Today, immersive learning environments are widely used for medical training applications. In the Massachusetts General Hospital Department of Radiology, Dr. Uppot and colleagues have developed and deployed a host of applications that use virtual and augmented reality to help with medical simulation training.

At the most basic level, they have made point-of-view recordings of interventional procedures or acquired 360-degree immersive recordings of the interventional room. The first-person recordings are acquired using two small cameras in a transparent housing mounted on the physician's head; the 360-degree recordings, using seven separate cameras mounted on a tripod and positioned in the center of the room. Specialized software is used to reconstruct images from the seven-camera system.

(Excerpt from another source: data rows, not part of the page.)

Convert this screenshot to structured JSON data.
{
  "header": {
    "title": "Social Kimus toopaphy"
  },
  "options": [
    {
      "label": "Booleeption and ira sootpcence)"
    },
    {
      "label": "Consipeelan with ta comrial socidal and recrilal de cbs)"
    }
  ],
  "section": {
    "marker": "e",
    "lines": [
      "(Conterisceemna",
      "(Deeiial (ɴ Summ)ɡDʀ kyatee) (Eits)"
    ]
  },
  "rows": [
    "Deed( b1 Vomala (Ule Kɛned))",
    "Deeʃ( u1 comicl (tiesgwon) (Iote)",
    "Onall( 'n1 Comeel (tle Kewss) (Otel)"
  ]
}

The immersive recordings are then presented to medical students during training sessions. Using their own smartphones, the students scan a QR code and are transported to the interventional suite, which they explore through plastic stereoscopic viewers they have attached to the phones. As they look around the suite, they are quizzed about equipment and tools they see and learn how they are used for image-guided medical procedures.

Figure 1

Using plastic stereoscopic viewers attached to their smartphones, medical students can explore the hospital's interventional suites in 360 degrees, acclimating themselves even before enter the suites. You can explore the suites much like the students would by clicking and dragging in the video below.

Augmented Reality for Anatomy Training

Another application is the use of augmented reality in anatomy education, where Digital Imaging and Communications in Medicine (DICOM) images can be converted to 3D object files that trainees can engage using head-mounted displays—inspecting images of the heart or inner ear, for example, from any angle while also interacting with one another in real, physical space. Dr. Uppot and colleagues have explored this approach in collaboration with Case Western Reserve Medical School, testing the medical school's HoloAnatomy software suite in small groups of medical students wearing a HoloLens 2 head-mounted mixed-reality display (Microsoft Corp., Redmond, Wash.). Initial feedback from the students suggests AR could offer a promising means of teaching anatomy.

Shown here is video taken by medical students testing the HoloAnatomy software suite. Note that the anatomy images appear as higher quality in person than in the video.

Applications for Clinical Care

The AR/VR RAD Lab at Mass General is also looking to integrate AR and VR technologies into clinical care. For example, through a collaboration with the company Luxsonic (Luxsonic Technologies, Saskatoon, Saskatchewan), Dr. Uppot and colleagues are exploring the potential of virtual reading rooms. Currently, Mass General radiologists interpret images in physical spaces with multiple PACS workstations where they can either work alone or in collaboration with others. Immersive virtual reality offers an opportunity to create similar environments with physicians in different locations, whether in another part of the building or on the other side of the world, interacting as if they were in the same room. Here, using immersive reality headsets, radiologists and referring clinicians can occupy the same virtual space, where they can consult or collaborate with one another while viewing the same medical images.

Other possible applications in the clinic include presurgical planning and intraprocedural image overlay. With respect to the former, the lab is collaborating with DICOM Director (DICOM Director, New Haven, CT) to create interactive 3D holograms of medical images for possible use in presurgical planning. The holograms could enable surgeons to view and interrogate patients' complex cardiac, lung and brain anatomy in three dimensions prior to procedures. The lab is also working with Novarad (Novarad, American Fork, Utah) to develop AR technologies to overlay medical images onto patients for guidance during the procedure itself.